The change is the .await method, which takes any promise, waits for the result by blocking the current fiber, and when it has the result, returns that result. If the promise has an error, it will throw that error, so you can catch it using try / catch.
We can now also load many pages one by one:
val pages = #{
'cnn' -> httploader.loadpage('www.cnn.com').await,
'verge' -> httploader.loadpage('www.theverge.com').await,
'yahoo' -> httploader.loadpage('www.yahoo.com').await
}
println(pages.get('verge'))
To perform an operation in the background, use the async method. For example:
import static extension nl.kii.async.fibers.FiberExtensions.*
…
async [ 'this happens second' ]
println('this happens first')
The async static method returns a Promise<?, OUT> where out is the return type of the closure. This means you can do this:
val promise = async [ 1 + 1 ]
promise.then [ println(it) ]
println('this happens before 2 gets printed')
You can use await to block the async process until you have the result you wanted:
val task = async [ println('this happens second') ]

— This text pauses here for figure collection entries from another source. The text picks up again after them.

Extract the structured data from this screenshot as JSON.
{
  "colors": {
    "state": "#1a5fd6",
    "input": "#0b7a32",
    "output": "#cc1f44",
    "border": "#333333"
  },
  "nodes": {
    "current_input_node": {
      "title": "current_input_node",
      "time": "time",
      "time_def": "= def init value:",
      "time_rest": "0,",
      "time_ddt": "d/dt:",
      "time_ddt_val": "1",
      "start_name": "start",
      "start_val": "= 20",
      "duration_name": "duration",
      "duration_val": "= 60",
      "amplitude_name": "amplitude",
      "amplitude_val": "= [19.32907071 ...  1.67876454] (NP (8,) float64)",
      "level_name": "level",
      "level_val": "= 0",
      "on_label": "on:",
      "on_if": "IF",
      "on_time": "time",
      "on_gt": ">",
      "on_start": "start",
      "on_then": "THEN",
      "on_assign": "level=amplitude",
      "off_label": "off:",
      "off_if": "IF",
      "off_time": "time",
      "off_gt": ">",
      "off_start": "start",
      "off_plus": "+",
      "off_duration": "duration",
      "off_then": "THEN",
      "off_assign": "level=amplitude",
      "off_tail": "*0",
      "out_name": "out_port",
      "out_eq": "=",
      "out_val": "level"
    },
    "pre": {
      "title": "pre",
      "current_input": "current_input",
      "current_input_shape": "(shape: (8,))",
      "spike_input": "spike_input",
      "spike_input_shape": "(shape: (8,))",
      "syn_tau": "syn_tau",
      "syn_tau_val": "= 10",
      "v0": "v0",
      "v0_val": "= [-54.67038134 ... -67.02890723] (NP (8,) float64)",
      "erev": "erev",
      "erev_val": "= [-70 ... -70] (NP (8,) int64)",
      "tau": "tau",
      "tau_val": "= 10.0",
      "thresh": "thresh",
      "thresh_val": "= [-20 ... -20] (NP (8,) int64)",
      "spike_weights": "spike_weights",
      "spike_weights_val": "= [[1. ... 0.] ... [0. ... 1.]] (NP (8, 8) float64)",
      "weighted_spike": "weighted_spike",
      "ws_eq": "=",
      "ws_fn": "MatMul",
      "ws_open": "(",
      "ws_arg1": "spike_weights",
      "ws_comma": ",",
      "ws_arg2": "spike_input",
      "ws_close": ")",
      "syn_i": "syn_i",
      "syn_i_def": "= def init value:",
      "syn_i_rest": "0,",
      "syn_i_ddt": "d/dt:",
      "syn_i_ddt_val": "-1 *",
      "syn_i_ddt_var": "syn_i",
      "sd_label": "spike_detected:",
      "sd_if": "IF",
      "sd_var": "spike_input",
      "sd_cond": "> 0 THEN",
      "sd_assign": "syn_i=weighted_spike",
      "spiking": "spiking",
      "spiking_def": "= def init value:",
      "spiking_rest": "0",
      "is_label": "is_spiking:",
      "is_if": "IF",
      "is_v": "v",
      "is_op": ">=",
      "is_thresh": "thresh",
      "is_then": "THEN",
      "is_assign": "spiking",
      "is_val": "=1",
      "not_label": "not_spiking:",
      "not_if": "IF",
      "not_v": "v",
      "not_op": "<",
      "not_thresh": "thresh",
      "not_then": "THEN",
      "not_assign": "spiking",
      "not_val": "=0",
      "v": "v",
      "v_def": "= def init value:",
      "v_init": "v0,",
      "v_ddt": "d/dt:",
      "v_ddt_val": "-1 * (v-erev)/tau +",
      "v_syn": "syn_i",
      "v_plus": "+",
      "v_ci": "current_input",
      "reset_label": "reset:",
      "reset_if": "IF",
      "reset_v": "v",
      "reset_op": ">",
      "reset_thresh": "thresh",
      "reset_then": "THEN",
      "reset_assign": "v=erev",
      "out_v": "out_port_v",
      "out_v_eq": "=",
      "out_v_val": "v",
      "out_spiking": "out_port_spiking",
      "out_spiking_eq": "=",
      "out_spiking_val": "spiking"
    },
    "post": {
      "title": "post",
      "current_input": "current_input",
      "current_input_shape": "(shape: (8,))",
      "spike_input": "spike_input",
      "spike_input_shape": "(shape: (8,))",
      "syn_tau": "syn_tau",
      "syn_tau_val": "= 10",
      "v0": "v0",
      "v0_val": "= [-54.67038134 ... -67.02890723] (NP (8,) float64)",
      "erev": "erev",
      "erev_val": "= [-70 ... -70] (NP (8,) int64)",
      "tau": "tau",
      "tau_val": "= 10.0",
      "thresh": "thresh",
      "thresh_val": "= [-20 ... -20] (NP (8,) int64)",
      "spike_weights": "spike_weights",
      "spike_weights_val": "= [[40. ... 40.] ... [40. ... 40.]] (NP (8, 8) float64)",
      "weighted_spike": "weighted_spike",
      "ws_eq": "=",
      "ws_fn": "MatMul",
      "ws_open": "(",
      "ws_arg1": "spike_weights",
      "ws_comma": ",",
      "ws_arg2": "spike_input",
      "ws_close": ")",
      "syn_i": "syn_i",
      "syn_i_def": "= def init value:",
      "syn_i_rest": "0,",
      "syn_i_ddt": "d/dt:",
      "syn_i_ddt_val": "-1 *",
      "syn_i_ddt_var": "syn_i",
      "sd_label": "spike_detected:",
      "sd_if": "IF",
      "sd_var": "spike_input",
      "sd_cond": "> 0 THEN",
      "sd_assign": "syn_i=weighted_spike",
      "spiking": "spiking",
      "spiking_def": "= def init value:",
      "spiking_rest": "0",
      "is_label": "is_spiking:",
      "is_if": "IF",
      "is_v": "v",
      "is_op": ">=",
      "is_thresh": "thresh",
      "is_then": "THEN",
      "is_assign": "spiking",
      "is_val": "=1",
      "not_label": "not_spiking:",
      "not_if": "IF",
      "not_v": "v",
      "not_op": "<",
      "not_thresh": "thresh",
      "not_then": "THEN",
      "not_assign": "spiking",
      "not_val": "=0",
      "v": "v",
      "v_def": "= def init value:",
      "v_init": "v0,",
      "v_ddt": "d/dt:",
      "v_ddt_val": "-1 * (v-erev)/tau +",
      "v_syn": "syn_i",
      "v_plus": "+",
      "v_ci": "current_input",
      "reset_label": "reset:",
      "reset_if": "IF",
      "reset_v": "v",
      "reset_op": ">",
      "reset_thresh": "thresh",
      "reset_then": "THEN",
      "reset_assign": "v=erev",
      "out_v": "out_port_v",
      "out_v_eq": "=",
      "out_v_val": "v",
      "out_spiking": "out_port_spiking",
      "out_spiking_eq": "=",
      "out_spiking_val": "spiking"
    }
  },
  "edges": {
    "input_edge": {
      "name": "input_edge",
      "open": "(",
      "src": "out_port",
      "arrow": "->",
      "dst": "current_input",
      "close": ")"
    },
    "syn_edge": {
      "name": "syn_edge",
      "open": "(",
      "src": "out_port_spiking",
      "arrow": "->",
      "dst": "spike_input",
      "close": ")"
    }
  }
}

println('this happens first')
await(task)
println('this happens third')
The combination of async and await is powerful and gives you control over when you have what information.
Bytecode injection is necessary for the Fibers to run. To have this code injected, two things are required:
- All methods that contain suspendable code (in our case, code that calls .await) must either throw SuspendExecution or be annotated with @Suspendable. Any methods that use this method in turn must also be suspendable.
- When running the code, it must be instrumented. The easiest way to do this is with a java agent, which you provide to the JVM when starting the Java program. More information here.